Giornata mondiale contro l’omofobia: i termini da apprendere
Per prima cosa, è necessario comprendere cosa si intenda oggi con la sigla LGBTQI+, acronimo che comprende lesbiche, gay, bisessuali, transgender-transessuali, queer e asessuali. A proposito di determinate categorie o etichette, è importante fare una distinzione. Se gli asessuali sono, ad esempio, le persone non attratte da alcun genere, e i bisessuali quelle attratte da entrambi i generi, gli intersessuali sono le persone con attributi sia maschili e femminili, mentre pansessuali è il termine indicato per l’attrazione di una persona verso altre di tutti i generi.
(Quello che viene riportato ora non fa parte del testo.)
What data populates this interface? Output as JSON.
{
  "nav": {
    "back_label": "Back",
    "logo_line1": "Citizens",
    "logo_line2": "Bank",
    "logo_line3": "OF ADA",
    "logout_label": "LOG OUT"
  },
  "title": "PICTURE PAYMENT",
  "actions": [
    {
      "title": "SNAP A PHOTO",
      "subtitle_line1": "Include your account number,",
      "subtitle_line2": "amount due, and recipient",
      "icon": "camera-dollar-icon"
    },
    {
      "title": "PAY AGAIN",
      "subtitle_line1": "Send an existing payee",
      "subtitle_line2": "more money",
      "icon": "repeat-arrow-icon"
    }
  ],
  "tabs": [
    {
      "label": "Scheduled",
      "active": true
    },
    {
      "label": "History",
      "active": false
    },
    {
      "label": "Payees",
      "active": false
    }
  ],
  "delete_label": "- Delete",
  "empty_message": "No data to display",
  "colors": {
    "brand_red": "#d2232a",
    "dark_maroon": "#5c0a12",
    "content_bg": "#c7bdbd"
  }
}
Crea ancora confusione, poi, il concetto di non binary, in riferimento alle persone non binarie. Si tratta semplicemente di un’espressione che racchiude al suo interno non solo le persone che non si identificano con alcun genere, ma che rifiutano in maniera netta la distinzione binaria creata, accettata e imposta nella società attuale. Un concetto che si ricollega al significato del termine queer, che un tempo indicava, con accezione denigratoria, gli uomini omosessuali, mentre oggi racchiude tutte le persone che non si identificano in specifiche categorie di genere o di orientamento sessuale.
Si tratta di pochi esempi, ma che riescono in qualche modo a far comprendere la portata del problema. Ancora oggi, nonostante i tempi siano evidentemente cambiati, regna infatti ancora sovrana una grande confusione tra coloro che si interessano poco, o si disinteressano, a delle tematiche che non riguardano solo determinate categorie di persone, ma la nostra intera società.
Coming out o outing? Facciamo chiarezza
Infine, è anche importante tenere presenze una distinzione che spesso viene sottovalutata, anche in ambito giornalistico o nel campo dei media, con una confusione che non aiuta certo a evitare le generalizzazioni. C’è infatti una differenza tra l’utilizzo dell’espressione coming out e quella di outing.
La prima indica precisamente il processo di scoperta e accettazione del proprio orientamento sessuale o della propria identità di genere da parte di un singolo individuo, che può decidere liberamente di confessare la propria scoperta a chiunque voglia. Con il termine outing ci si riferisce invece alla pratica, decisamente amorale, di rivelare pubblicamente l’orientamento sessuale di una persona senza che quest’ultima abbia dato il proprio consenso.